I have 2 DFs that have different sizes, something like:
DF1:
Metric Market BSegment MSegment Category Num Den Period
KPI1 GA PS Comm BF 20 100 202201
KPI1 CE PR Cons BF 70 128 202201
KPI2 NWE PR Cons On 12 389 202203
.
.
.
KPI20 ISE PS Cons On 80 288 202204
KPI30 GA PS Comm BF 32 85 202204
DF2:
Metric Market BSegment MSegment Category StartPeriod EndPeriod Goal
KPI1 * PS Comm BF 202201 202205 5
KPI1 * PR Cons BF 202201 202205 10
KPI2 NWE PR * On 202112 202203 60
.
.
.
KPI2 ISE PS * On 202112 202203 40
KPI3 GA PS Comm BF 202201 202206 22
KPI3 CE PS Comm BF 202201 202206 26
KPI3 NWE PS Comm BF 202201 202206 20
I am trying to get a new column in DF1 where I bring the values of the 'Goal' column in DF2 when the other columns are matchig. The main problem is that in DF2, in order to not repeat the same line multiple times, when a goal is applied, for example, to all markets instead of a line per market it states '*'.
Also there could be metrics in DF1 that are not appearing in DF2 as there are no goals.
The logic would be something like:
(df1['Metric'] == df2['Metric']) &
(df1['Market'] == df2['Market'] | df2['Market'] == '*') &
(df1['BSegment'] == df2['BSegment'] | df2['BSegment'] == '*') &
(df1['MSegment'] == df2['MSegment'] | df2['MSegment'] == '*') &
(df1['Category'] == df2['Category'] | df2['Category'] == '*') &
(df2['StartPeriod'] <= df1['Period'] <= df2['EndPeriod'] )

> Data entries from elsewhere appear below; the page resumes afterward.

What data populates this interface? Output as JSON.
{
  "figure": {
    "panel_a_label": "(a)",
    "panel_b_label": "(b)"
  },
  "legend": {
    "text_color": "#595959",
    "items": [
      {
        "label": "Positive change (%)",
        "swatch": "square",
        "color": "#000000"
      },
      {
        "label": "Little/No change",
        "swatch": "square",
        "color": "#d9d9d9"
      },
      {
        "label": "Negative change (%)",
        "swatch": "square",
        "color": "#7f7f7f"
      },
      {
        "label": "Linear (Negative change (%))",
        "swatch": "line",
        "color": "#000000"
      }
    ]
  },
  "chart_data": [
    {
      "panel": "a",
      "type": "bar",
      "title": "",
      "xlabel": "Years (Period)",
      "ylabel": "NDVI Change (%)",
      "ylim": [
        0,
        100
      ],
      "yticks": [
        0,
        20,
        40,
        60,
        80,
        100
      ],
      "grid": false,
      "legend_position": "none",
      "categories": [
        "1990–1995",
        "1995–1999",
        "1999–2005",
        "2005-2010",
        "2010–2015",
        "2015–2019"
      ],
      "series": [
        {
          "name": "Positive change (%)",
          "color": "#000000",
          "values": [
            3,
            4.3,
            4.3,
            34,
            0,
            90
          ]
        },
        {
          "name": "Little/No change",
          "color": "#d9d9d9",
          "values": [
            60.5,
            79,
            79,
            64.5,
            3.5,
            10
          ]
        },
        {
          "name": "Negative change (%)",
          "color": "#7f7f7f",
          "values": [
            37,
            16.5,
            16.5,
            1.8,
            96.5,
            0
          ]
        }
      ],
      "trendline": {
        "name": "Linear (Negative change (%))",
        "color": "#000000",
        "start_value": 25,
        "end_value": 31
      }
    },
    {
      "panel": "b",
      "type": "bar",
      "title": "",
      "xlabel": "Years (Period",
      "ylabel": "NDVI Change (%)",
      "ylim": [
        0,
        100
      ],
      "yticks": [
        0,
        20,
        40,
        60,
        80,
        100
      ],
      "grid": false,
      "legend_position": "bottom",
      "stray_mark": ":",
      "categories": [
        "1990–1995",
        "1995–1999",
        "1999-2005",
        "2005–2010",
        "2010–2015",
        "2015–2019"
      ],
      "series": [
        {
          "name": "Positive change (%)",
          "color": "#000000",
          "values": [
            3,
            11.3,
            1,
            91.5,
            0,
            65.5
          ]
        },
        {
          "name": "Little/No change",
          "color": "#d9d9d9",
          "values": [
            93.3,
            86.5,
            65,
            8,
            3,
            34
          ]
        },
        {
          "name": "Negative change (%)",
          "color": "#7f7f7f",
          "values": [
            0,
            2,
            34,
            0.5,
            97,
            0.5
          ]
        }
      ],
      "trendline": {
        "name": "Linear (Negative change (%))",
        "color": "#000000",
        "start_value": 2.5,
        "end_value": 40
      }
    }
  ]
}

I've tried with np.where and np.select as:
df1['Numerator.Goal'] = (np.where((df1['Metric'] == df2['Metric']) &
(df1['Market'] == df2['Market'] | df2['Market'] == '*') &
(df1['BSegment'] == df2['BSegment'] | df2['BSegment'] == '*') &
(df1['MSegment'] == df2['MSegment'] | df2['MSegment'] == '*') &
(df1['Category'] == df2['Category'] | df2['Category'] == '*') &
(df2['StartPeriod'] <= df1['Period'] <= df2['EndPeriod'] ), df2['Goal'], np.nan))
--------
df1['Numerator.Goal'] = (np.select((df1['Metric'] == df2['Metric']) &
(df1['Market'] == df2['Market'] | df2['Market'] == '*') &
(df1['BSegment'] == df2['BSegment'] | df2['BSegment'] == '*') &
(df1['MSegment'] == df2['MSegment'] | df2['MSegment'] == '*') &
(df1['Category'] == df2['Category'] | df2['Category'] == '*') &
(df2['StartPeriod'] <= df1['Period'] <= df2['EndPeriod'] ), df2['Goal']))
but it ends up with a "ValueError: Can only compare identically-labeled Series objects"
I've think also on doing a .merge() but I havn't seen how to deal with the '*' symbol so I have not been successful at it.
By any chance, would you know how to accomplish this? Any help is appreciated!